The groove left by the scratch test also opens a window for sedimentological, lithological & stratigraphical description of the core before plugging and slabbing.



Epslog recently added a very high resolution imaging capability revealing rock features of few microns. Those very high resolution images are used for early sedimentological studies and grain size distribution analysis


Rock Powder Collection

The scratch test creates naturally powder that can be collected sample per sample or foot per foot. The volume of powder being uniformly distributed along the entire sample or a subsection of the sample, its analysis with XRD, XRF or FTIR techniques provides a truly reprenstative elements or mineralogy content of the sample or its subsection.


Results obtained from standard sampling technics, although quantitative, are usually representing a very small portion of the core and might vary greatly with the position of the sample, making its upscaling impossible.



Cutting-edge Services


Epslog offers the highest quality in on-site core testing and core data interpretation services.

Our services include:

  • On-site testing package. Fully dedicated engineers mobilized at our customer's location to operate our reliable hardware and software solutions;
  • Advanced interpretation of core and well data including but not limited to, scratch test and ultrasonic data, with our proprietary software. Depending on the problem at end, the analysis may include:
    • Quality control of well logs and core data;
    • Identification of best well logs for strength proxies;
    • Identification of facies with clustering algorithms;
    • Derivation of empirical laws;
    • Recommendations for plug sample selections and geomechanical testing programs;
    • Continuous profiles of UCS, Young Modulus and Poisson’s ratio.
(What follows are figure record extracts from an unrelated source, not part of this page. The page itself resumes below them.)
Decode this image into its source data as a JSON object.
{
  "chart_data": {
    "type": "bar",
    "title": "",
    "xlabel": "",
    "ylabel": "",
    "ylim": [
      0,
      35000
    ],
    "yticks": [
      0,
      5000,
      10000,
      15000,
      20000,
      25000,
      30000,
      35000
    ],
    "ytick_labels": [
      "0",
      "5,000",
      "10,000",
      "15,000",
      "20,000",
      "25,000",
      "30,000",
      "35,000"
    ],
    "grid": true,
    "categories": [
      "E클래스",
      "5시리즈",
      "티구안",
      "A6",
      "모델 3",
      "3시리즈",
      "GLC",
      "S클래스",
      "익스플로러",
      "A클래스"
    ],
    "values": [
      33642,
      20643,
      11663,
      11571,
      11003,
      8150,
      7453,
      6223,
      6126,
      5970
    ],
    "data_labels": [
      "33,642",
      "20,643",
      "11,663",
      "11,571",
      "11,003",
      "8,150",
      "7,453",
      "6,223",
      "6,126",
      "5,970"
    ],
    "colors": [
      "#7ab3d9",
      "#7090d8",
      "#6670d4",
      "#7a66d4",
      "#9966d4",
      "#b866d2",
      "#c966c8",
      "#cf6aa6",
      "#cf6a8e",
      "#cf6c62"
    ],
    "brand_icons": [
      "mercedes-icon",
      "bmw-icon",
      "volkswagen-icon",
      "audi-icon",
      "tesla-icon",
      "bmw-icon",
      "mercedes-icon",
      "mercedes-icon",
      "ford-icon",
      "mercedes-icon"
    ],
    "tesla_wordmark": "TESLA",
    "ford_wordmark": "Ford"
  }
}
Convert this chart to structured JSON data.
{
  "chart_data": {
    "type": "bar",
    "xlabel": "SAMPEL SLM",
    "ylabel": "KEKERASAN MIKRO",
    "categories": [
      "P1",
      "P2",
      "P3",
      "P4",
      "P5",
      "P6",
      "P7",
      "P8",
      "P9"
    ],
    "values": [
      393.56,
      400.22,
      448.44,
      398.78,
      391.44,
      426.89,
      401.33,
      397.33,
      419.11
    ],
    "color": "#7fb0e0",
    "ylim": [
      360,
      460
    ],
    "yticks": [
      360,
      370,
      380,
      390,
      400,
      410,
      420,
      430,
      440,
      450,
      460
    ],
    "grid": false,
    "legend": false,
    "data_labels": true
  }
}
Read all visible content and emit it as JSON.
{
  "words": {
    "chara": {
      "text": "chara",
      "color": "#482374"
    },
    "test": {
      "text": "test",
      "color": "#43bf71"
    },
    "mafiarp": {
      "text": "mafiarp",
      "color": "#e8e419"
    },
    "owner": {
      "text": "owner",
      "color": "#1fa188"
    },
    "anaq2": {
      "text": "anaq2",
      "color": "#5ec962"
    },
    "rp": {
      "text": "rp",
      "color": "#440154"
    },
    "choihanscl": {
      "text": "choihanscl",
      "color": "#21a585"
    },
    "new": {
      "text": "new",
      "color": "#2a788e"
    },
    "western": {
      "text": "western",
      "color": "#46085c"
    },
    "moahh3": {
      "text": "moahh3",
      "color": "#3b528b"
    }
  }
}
Our base-line deliverables set a new industry standard for rock strength testing: continuous high-resolution profiles of rock strength and elastic moduli directly measured on core samples.


Core Analysis Workflow


Plan the Scratch Test early in your core analysis program (before plugging and slabbing) and unlock the full value of your core data:

  • Facies recognition - Scratch test results (strength and ultrasonic wave velocities), combined with other core data profiles (Gamma-ray, CT scans) and observations or measurements on the surface exposed by the scratch test (micro-permeability, texture, description of sedimentological features,…) and wirelines are available at the first stage of the core analysis workflow: sedimentologists and petrophysicists can take a preliminary step towards rock typing even prior to core slabbing;

  • Mapping rock heterogeneity – The Scratch Test captures rock heterogeneity at the centimetric scale. High resolution strength and elastic profiles and statistically significant correlations with plug sample measurements and well logs are combined to quantify not only rock strength variations but also variations of petrophysical properties such as porosity, density and sonic velocity;
  • Selection of plug samples – The accurate description of the centimetric-scale heterogeneity along core samples is a pre-requisite to the adequate selection of plug samples for conventional testing. This is particularly valuable when the number of conventional laboratory tests is restricted by the availability of plug samples (rock mechanics, SCAL);
  • Core shift – Scratch test results (when averaged at the resolution of well logging tools) can be matched against well logs in order to estimate core shift values, even in the absence of clay marker;
  • Establishing robust correlations with well logs – The shear volume of scratch data increases the statistical significance of correlations between core data profiles and well logs.
  • Core aging – Time lapse scratch test campaigns on the same core reveals the effect of aging or weathering on rock mechanical properties.


Additional Tests


The groove left by the scratch test provides a flat and unaltered surface on the full core fit for the testing of permeability with a probe permeameter before slabbing and plugging. This technology is available with most of rock testing laboratories and can be easily combined with services provided by Epslog.